EGU General Assembly 2023
© Author(s) 2023. This work is distributed under
the Creative Commons Attribution 4.0 License.

Using FAIR and Open Science practices to better understand vegetation browning in Troms and Finnmark (Norway)

Jean Iaquinta1 and Anne Fouilloux2
Jean Iaquinta and Anne Fouilloux
  • 1University of Oslo, IT Department, Norway (
  • 2Simula Research Laboratory, Oslo, Norway (

In most places on the planet vegetation thrives: it is known as “greening Earth”. However in certain regions, especially in the Arctic, there are areas exhibiting a browning trend. This phenomenon is well known but not fully understood yet, and grasping its impact on local ecosystems requires involvement of scientists from different disciplines, including social sciences and humanities, as well as local populations. Here we focus on the Troms and Finnmark counties in northern Norway to assess the extent of the problem and any link with local environmental conditions as well as potential impacts. 

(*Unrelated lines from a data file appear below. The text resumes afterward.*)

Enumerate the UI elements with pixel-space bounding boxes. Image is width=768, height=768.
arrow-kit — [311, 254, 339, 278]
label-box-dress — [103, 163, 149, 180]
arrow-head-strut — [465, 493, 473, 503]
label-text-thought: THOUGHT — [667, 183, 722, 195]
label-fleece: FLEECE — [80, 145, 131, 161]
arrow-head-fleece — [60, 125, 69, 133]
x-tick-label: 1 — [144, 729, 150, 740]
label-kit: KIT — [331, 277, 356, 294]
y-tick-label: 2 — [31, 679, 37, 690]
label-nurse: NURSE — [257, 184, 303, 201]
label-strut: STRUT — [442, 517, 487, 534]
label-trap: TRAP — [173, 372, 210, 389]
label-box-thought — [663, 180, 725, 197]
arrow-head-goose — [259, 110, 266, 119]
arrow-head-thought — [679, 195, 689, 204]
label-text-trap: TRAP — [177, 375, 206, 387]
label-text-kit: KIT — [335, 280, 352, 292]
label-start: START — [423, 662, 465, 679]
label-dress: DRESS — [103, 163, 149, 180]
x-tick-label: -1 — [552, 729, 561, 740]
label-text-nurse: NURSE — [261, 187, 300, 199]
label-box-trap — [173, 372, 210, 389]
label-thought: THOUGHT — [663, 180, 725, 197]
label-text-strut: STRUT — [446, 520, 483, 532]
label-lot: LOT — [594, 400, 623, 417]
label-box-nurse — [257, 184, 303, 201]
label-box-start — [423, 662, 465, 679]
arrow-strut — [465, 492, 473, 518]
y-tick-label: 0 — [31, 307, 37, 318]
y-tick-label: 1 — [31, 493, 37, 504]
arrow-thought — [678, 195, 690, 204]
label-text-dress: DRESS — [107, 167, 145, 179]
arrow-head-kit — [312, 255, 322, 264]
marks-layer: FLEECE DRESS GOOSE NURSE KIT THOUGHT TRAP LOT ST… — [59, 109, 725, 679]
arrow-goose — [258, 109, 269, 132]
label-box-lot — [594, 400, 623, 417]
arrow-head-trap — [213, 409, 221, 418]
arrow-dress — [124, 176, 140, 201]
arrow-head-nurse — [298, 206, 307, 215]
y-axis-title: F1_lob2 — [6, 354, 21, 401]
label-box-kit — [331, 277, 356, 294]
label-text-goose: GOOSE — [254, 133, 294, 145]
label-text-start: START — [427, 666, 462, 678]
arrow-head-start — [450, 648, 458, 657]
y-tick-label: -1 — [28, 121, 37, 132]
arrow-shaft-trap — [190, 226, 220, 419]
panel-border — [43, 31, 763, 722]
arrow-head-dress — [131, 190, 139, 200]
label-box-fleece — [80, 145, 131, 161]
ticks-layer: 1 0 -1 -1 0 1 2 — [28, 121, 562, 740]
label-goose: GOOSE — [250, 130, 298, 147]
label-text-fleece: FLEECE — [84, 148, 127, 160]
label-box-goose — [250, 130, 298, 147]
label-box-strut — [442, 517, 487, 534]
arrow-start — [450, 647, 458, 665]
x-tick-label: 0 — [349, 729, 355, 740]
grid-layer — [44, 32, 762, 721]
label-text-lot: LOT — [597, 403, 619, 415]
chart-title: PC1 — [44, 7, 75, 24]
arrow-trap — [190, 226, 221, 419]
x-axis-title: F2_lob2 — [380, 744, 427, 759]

We have chosen to adopt an open and collaborative process and take advantage of the services offered by RELIANCE on the European Open Science Cloud (EOSC). RELIANCE delivers a suite of innovative and interconnected services that extend the capabilities of the European Open Science Cloud (EOSC) to support the management of the research lifecycle within Earth Science Communities and Copernicus Users. The RELIANCE project has delivered 3 complementary  technologies: Research Objects (ROs), Data Cubes and AI-based Text Mining. RoHub is a Research Object management platform that implements these 3 technologies and enables researchers to collaboratively manage, share and preserve their research work. 

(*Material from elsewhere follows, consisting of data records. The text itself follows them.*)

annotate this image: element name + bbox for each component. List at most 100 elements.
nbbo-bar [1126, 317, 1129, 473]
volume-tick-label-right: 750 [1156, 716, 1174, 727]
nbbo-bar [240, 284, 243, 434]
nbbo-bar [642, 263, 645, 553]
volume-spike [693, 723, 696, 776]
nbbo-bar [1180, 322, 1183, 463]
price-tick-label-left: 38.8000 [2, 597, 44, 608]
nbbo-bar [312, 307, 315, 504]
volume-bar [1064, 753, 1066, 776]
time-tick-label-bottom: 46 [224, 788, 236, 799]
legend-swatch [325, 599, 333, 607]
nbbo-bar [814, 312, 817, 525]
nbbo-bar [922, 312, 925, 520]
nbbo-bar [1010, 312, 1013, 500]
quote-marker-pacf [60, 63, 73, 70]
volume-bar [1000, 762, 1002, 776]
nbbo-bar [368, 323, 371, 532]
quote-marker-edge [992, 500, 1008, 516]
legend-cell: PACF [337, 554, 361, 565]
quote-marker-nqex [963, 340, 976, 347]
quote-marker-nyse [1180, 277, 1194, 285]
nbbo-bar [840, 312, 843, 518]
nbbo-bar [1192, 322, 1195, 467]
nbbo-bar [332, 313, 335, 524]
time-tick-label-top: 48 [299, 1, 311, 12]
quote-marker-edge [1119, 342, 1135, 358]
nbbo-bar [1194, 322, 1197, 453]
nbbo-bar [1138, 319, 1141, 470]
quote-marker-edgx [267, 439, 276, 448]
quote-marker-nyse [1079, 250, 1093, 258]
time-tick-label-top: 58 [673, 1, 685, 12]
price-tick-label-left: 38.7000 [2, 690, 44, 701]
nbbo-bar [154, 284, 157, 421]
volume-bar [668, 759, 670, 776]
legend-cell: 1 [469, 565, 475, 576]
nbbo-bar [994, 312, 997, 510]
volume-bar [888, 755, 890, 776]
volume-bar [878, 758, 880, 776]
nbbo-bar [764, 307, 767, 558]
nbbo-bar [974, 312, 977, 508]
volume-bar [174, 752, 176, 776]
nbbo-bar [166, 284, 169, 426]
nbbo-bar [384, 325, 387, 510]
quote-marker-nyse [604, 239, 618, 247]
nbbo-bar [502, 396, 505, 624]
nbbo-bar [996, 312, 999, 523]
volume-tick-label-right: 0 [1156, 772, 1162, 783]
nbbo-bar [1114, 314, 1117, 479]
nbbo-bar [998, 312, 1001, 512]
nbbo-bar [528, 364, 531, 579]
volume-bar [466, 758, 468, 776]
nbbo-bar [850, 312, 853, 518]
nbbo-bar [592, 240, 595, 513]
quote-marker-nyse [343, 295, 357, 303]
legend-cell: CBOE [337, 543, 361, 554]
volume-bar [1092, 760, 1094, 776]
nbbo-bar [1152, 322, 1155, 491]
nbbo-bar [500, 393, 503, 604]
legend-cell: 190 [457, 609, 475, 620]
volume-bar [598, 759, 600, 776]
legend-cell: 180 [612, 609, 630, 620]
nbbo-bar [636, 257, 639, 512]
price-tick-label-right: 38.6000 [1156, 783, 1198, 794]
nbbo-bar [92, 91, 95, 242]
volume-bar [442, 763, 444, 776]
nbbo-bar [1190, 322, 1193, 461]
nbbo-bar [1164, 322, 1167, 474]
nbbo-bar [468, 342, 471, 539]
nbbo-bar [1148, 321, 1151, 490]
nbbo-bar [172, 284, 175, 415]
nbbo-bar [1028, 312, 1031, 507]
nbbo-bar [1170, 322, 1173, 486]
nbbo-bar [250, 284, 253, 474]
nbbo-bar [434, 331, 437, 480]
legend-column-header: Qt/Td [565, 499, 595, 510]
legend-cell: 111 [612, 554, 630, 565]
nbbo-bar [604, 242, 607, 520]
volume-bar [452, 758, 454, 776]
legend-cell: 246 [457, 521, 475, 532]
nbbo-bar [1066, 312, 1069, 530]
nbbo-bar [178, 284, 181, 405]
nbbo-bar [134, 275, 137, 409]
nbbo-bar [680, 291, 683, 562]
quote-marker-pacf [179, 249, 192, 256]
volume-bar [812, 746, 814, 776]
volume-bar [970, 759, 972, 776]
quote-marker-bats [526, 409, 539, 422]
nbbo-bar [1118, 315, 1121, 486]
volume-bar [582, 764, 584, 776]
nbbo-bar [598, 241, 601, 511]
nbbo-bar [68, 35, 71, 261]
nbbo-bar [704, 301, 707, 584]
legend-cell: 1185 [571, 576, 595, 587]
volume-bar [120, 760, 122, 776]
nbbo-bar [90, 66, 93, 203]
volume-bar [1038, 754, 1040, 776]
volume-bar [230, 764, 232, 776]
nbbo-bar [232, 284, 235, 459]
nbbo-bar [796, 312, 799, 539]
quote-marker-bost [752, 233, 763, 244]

We will show how we are using these technologies along with EGI notebooks to work open and share an executable Jupyter Notebook that is fully reproducible and reusable. We use a number of Python libraries from the Pangeo software stack such as Xarray, Dask and Zarr. Our Jupyter Notebook is bundled with its computational environment, datacubes and related bibliographic resources in an executable Research Object. We believe that this approach can significantly speed up the research process and can drive it to more exploitable results. 

Up to now, we have used indices derived from satellite data (in particular Sentinel-2) to assess how the vegetation cover in Troms and Finnmark counties has changed. To go a bit further we are investigating how to relate such information to relevant local parameters obtained from meteorological reanalysis data (ERA5 and ERA5-land from ECMWF). That should give a good basis for training an Artificial Intelligence algorithm and testing it, with the objective of getting an idea about the possibility of “predicting” what is likely to happen in the near future with certain types of vegetation like mosses and lichens which are essential for local populations and animals.

How to cite: Iaquinta, J. and Fouilloux, A.: Using FAIR and Open Science practices to better understand vegetation browning in Troms and Finnmark (Norway), EGU General Assembly 2023, Vienna, Austria, 24–28 Apr 2023, EGU23-2579,, 2023.